On Publishing My First Feature with The Big Issue
- Scarlet Thomas
- Apr 17
- 2 min read
Updated: May 2

There is something strangely disorienting about seeing your work in print for the first time.
Not on a screen, not in a draft folder, not in a Google Doc you can endlessly adjust — but fixed. Held. Circulating in the world without you.
My recent feature on Nikita Gill, published in The Big Issue (Edition 759), began as a conversation about myth and girlhood. But somewhere in the process, it became something else — a reflection on voice, on who gets to speak, and what it means to write from within structures that don’t always make space for you.
The process of writing it was one thing. The process of editing it — of letting it shift, soften, expand for a broader audience — was another.
I think this is something I’m still learning: writing doesn’t exist in isolation. It moves through other people. Through editors, publications, readers.

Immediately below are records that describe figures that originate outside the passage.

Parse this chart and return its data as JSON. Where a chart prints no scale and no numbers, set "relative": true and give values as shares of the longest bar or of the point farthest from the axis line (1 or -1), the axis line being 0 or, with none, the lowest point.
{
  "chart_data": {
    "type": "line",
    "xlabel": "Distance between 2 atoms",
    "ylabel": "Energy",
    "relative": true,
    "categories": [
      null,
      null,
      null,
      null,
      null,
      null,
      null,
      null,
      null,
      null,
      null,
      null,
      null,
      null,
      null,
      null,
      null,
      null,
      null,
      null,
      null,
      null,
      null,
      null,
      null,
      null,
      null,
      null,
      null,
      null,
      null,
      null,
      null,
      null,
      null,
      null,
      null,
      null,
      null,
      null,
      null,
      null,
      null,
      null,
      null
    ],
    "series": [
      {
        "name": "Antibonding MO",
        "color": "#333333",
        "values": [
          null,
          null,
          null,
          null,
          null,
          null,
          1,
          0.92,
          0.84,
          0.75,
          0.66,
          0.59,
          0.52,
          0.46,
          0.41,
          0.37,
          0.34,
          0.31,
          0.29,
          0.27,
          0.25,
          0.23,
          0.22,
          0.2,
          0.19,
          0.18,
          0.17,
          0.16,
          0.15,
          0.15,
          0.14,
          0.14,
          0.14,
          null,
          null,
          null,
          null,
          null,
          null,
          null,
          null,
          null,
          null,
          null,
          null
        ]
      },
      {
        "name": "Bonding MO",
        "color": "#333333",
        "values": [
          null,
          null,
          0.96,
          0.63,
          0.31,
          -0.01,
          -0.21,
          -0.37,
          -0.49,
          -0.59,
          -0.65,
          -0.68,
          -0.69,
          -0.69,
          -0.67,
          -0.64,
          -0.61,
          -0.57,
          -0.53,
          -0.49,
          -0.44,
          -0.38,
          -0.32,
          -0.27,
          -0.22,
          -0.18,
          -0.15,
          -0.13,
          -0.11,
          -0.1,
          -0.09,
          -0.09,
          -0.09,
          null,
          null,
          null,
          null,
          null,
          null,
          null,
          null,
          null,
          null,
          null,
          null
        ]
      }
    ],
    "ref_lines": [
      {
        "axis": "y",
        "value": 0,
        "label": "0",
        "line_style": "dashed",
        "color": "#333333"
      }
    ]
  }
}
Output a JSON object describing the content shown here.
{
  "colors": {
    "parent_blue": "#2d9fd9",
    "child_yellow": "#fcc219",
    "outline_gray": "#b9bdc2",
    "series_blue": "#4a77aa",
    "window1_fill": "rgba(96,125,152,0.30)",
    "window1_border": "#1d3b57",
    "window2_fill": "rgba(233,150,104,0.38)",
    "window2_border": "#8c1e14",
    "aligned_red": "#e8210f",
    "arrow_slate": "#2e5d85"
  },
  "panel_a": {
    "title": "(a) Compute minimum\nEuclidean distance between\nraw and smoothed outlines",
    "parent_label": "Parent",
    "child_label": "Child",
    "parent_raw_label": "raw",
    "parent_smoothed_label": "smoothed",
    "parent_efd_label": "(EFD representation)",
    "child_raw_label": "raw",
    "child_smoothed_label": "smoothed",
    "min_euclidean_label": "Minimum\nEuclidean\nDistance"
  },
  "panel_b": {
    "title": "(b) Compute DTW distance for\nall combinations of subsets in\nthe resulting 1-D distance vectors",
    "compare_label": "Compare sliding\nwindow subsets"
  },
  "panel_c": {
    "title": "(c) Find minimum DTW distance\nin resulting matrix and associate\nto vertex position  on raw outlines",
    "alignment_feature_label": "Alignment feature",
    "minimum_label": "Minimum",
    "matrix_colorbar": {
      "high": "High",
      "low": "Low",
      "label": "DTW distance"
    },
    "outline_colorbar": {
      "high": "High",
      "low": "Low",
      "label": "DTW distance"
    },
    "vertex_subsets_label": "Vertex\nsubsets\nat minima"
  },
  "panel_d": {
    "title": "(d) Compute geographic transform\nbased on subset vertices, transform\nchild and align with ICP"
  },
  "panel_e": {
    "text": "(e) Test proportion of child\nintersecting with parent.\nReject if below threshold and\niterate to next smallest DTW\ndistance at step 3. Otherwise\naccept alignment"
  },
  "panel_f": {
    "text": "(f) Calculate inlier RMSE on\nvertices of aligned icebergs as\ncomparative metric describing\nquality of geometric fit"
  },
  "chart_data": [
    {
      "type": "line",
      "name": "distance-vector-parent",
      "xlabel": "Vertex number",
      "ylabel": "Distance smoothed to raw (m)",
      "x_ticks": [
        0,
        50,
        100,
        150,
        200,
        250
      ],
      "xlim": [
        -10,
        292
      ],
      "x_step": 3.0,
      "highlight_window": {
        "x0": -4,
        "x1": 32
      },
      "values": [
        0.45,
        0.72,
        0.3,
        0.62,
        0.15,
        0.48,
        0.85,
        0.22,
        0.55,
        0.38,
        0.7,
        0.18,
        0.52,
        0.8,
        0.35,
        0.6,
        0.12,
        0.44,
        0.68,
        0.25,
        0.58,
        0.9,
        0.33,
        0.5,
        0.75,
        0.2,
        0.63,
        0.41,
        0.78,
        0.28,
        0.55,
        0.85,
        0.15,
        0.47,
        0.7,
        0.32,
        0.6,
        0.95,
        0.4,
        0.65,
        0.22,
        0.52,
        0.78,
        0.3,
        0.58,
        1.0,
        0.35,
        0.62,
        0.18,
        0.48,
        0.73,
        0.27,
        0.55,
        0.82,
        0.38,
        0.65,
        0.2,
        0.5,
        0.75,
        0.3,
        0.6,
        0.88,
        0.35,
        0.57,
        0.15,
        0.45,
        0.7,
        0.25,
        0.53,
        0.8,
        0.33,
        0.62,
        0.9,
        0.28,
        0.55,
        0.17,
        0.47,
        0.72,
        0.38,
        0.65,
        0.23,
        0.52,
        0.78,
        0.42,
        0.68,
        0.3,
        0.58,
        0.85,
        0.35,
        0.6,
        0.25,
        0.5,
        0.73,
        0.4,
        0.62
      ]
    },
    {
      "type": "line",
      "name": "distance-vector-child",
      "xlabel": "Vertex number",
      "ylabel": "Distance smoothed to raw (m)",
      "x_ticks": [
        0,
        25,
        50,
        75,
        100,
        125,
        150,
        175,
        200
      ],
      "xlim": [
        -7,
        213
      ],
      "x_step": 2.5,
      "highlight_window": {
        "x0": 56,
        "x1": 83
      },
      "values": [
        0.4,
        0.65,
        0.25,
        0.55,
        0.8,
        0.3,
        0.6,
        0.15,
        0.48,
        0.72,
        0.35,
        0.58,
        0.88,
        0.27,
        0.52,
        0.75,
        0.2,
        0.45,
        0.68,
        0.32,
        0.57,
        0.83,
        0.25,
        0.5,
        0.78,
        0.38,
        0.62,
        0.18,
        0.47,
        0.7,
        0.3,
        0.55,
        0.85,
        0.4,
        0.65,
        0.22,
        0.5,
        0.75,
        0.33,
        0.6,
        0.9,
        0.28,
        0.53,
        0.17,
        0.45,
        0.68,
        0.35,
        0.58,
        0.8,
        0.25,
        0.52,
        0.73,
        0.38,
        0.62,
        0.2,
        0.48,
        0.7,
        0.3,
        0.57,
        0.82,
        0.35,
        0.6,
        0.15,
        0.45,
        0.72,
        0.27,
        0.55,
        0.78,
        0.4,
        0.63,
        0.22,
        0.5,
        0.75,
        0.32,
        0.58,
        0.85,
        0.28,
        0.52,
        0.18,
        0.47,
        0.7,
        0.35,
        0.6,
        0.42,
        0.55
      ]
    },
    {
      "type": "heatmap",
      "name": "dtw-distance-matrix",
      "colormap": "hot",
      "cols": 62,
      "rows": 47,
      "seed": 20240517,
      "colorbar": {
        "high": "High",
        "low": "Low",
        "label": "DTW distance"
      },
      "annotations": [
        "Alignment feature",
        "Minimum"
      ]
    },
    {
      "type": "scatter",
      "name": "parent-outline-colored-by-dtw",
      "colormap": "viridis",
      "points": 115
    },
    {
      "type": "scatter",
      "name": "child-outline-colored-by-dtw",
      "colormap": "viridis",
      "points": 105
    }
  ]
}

It becomes collaborative, even when it starts as something deeply personal.
There were moments where I felt protective over certain phrases, certain rhythms. Moments where I wondered if the piece was still entirely mine. But seeing it now, in its final form, I can recognise something else — not a loss of voice, but an evolution of it.
A translation.
Being published in The Big Issue also carries a weight beyond the writing itself. It’s a publication that exists within a social framework, one that directly supports vendors and communities. That context matters. It changes how the work sits in the world.
This feels like a beginning. Not in a dramatic sense, but in a quiet, steady one.
Something that says: this is possible.